When you talk about "the observer's movement", you imply "as seen by a different observer". And indeed, according to that other observer, the motion of the moving observer affects the result mathematically, because the moving measurement system is affected by motion.
However, from the perspective of the "moving" observer who assumes to be in rest, it's just the other way round.

PS: And as mentioned before, SR treats light just the same as sound in air that is in rest.

Last edited: Oct 12, 2011
18. Oct 13, 2011

### gonegahgah

That is sounding like how it works harrylin with the air/space-time being at rest relative to the observer or something like that? I think? I'm guessing?

Another question...

When you head towards a light wave you meet the light wave part way but how much time does it take to reach you. Does it take a major fraction of the time that it would have taken if you hadn't moved from your starting point; or does it take the same amount of time to reach you?

Like the cannon ball. If you move towards the cannon you will meet the cannon ball part way and the time elapsed to being hit is less than if you stayed put instead of moving towards it.

And the sound wave. If you move towards the horn you will meet the sound part way and the time elapsed to hearing the sound is less than if you stayed put instead of moving towards it.

What is the situation for a light wave? If you move towards a torch you meet the light part way but does the light take less time to reach you than if you stayed put?
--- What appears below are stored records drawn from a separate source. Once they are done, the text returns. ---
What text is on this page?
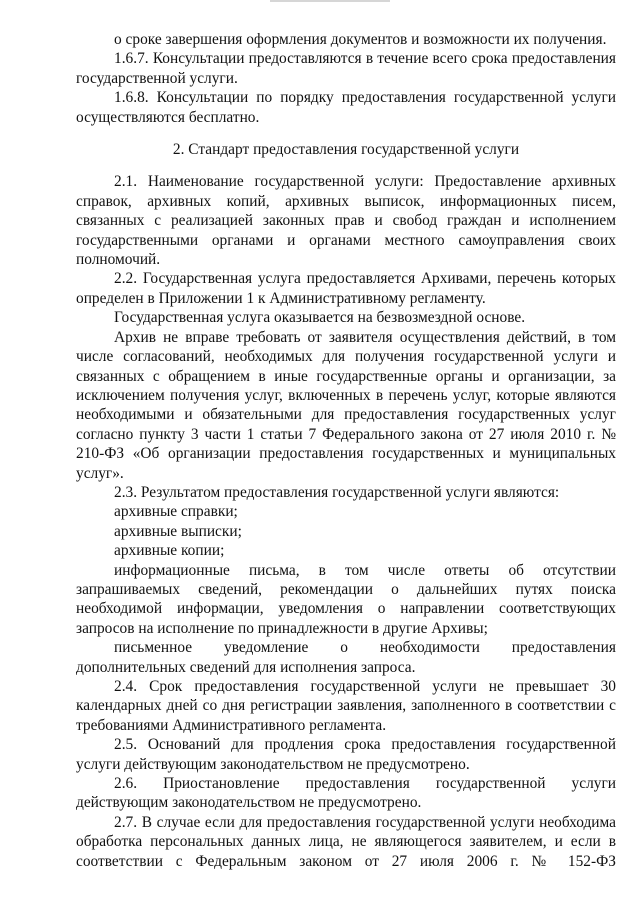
о сроке завершения оформления документов и возможности их получения.

1.6.7. Консультации предоставляются в течение всего срока предоставления государственной услуги.

1.6.8. Консультации по порядку предоставления государственной услуги осуществляются бесплатно.

2. Стандарт предоставления государственной услуги

2.1. Наименование государственной услуги: Предоставление архивных справок, архивных копий, архивных выписок, информационных писем, связанных с реализацией законных прав и свобод граждан и исполнением государственными органами и органами местного самоуправления своих полномочий.

2.2. Государственная услуга предоставляется Архивами, перечень которых определен в Приложении 1 к Административному регламенту.

Государственная услуга оказывается на безвозмездной основе.

Архив не вправе требовать от заявителя осуществления действий, в том числе согласований, необходимых для получения государственной услуги и связанных с обращением в иные государственные органы и организации, за исключением получения услуг, включенных в перечень услуг, которые являются необходимыми и обязательными для предоставления государственных услуг согласно пункту 3 части 1 статьи 7 Федерального закона от 27 июля 2010 г. № 210-ФЗ «Об организации предоставления государственных и муниципальных услуг».

2.3. Результатом предоставления государственной услуги являются:

архивные справки;

архивные выписки;

архивные копии;

информационные письма, в том числе ответы об отсутствии запрашиваемых сведений, рекомендации о дальнейших путях поиска необходимой информации, уведомления о направлении соответствующих запросов на исполнение по принадлежности в другие Архивы;

письменное уведомление о необходимости предоставления дополнительных сведений для исполнения запроса.

2.4. Срок предоставления государственной услуги не превышает 30 календарных дней со дня регистрации заявления, заполненного в соответствии с требованиями Административного регламента.

2.5. Оснований для продления срока предоставления государственной услуги действующим законодательством не предусмотрено.

2.6. Приостановление предоставления государственной услуги действующим законодательством не предусмотрено.

2.7. В случае если для предоставления государственной услуги необходима обработка персональных данных лица, не являющегося заявителем, и если в соответствии с Федеральным законом от 27 июля 2006 г. № 152-ФЗ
Or does it take the full amount of time of your original separation?

19. Oct 13, 2011

### harrylin

If you still use the standard measurement system in which you were in rest also when you are moving, then light will behave just like sound in air that is in rest in that system.

However, if you immediately after you start to move towards the torch, adapt your measurement system to one in which you are then in rest, you will recalibrate and resynchronize your measurement system in such a way that you'll measure the light to move at c towards you; however the distance that the light has to travel will appear less in that system.

So, with either of these choices you will measure that the light will take less time to reach you.

Last edited: Oct 13, 2011
20. Oct 13, 2011

### ghwellsjr

When you say "measurement system", do you mean anything other than what everyone else means when they say "Frame of Reference" as defined by Einstein's Theory of Special Relativity?